Uno de los posibles campos de aplicación que más interés despierta es la diabetes. En las pruebas realizadas con voluntarios sanos y personas con diabetes tipo 1, las mediciones de glucosa obtenidas mediante el anillo mostraron una fuerte concordancia con dispositivos comerciales de monitoreo continuo de glucosa. Algo similar ocurrió con las cetonas, cuyos registros fueron comparados con medidores comerciales que utilizan sangre. Además, el sistema emplea factores de calibración individuales para transformar la señal eléctrica de los sensores en concentraciones y seguir las tendencias metabólicas de cada usuario.
Pero el interés no se limita a la diabetes. Poder observar simultáneamente glucosa y cetonas permitiría estudiar cómo responde el metabolismo ante comidas, ayunos o actividad física.
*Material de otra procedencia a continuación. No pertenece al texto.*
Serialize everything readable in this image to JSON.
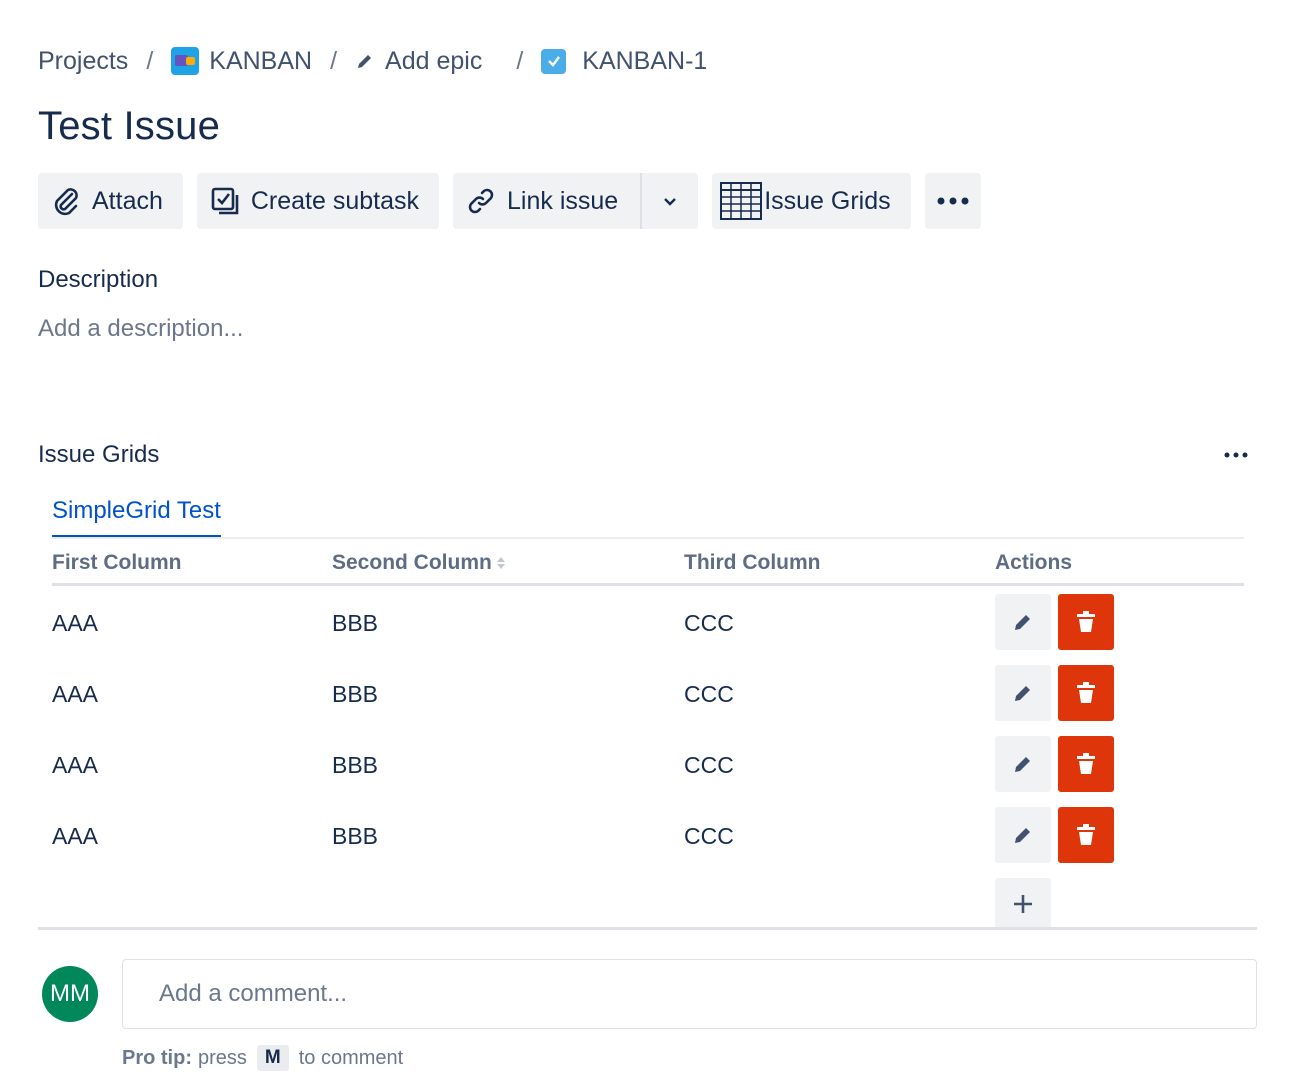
{
  "breadcrumb": {
    "projects": "Projects",
    "project": "KANBAN",
    "epic": "Add epic",
    "issue": "KANBAN-1",
    "separator": "/"
  },
  "issue": {
    "title": "Test Issue"
  },
  "toolbar": {
    "attach": "Attach",
    "create_subtask": "Create subtask",
    "link_issue": "Link issue",
    "issue_grids": "Issue Grids"
  },
  "description": {
    "label": "Description",
    "placeholder": "Add a description..."
  },
  "issue_grids": {
    "label": "Issue Grids",
    "tab": "SimpleGrid Test",
    "columns": [
      "First Column",
      "Second Column",
      "Third Column",
      "Actions"
    ],
    "rows": [
      [
        "AAA",
        "BBB",
        "CCC"
      ],
      [
        "AAA",
        "BBB",
        "CCC"
      ],
      [
        "AAA",
        "BBB",
        "CCC"
      ],
      [
        "AAA",
        "BBB",
        "CCC"
      ]
    ]
  },
  "comment": {
    "avatar_initials": "MM",
    "placeholder": "Add a comment...",
    "protip_label": "Pro tip:",
    "protip_press": "press",
    "protip_key": "M",
    "protip_suffix": "to comment"
  },
  "icons": {
    "attach": "paperclip-icon",
    "subtask": "subtask-icon",
    "link": "link-icon",
    "grid": "grid-icon",
    "edit": "pencil-icon",
    "delete": "trash-icon",
    "add": "plus-icon"
  },
  "colors": {
    "accent": "#0052cc",
    "delete": "#de350b",
    "avatar": "#00875a"
  }
}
El lactato puede aportar información relacionada con el esfuerzo; el ácido úrico, con determinados procesos metabólicos; y la medición de vitamina C o alcohol abre otras posibilidades vinculadas con nutrición y hábitos. La clave conceptual es que un mismo dispositivo pueda construir una suerte de fotografía bioquímica dinámica del usuario, en lugar de limitarse a un único parámetro.
Aún falta ponerlos a punto
Hay una diferencia importante entre un prototipo de investigación y un dispositivo médico listo para usar. El estudio demuestra la factibilidad de la tecnología y sus autores reportaron estabilidad de la calibración personalizada durante aproximadamente dos meses, pero todavía serán necesarios ensayos más amplios y diversos para establecer su desempeño clínico, reproducibilidad y utilidad en condiciones cotidianas. Por eso, sus resultados no implican que hoy pueda reemplazar a los sistemas médicos aprobados para controlar la glucosa o tomar decisiones terapéuticas.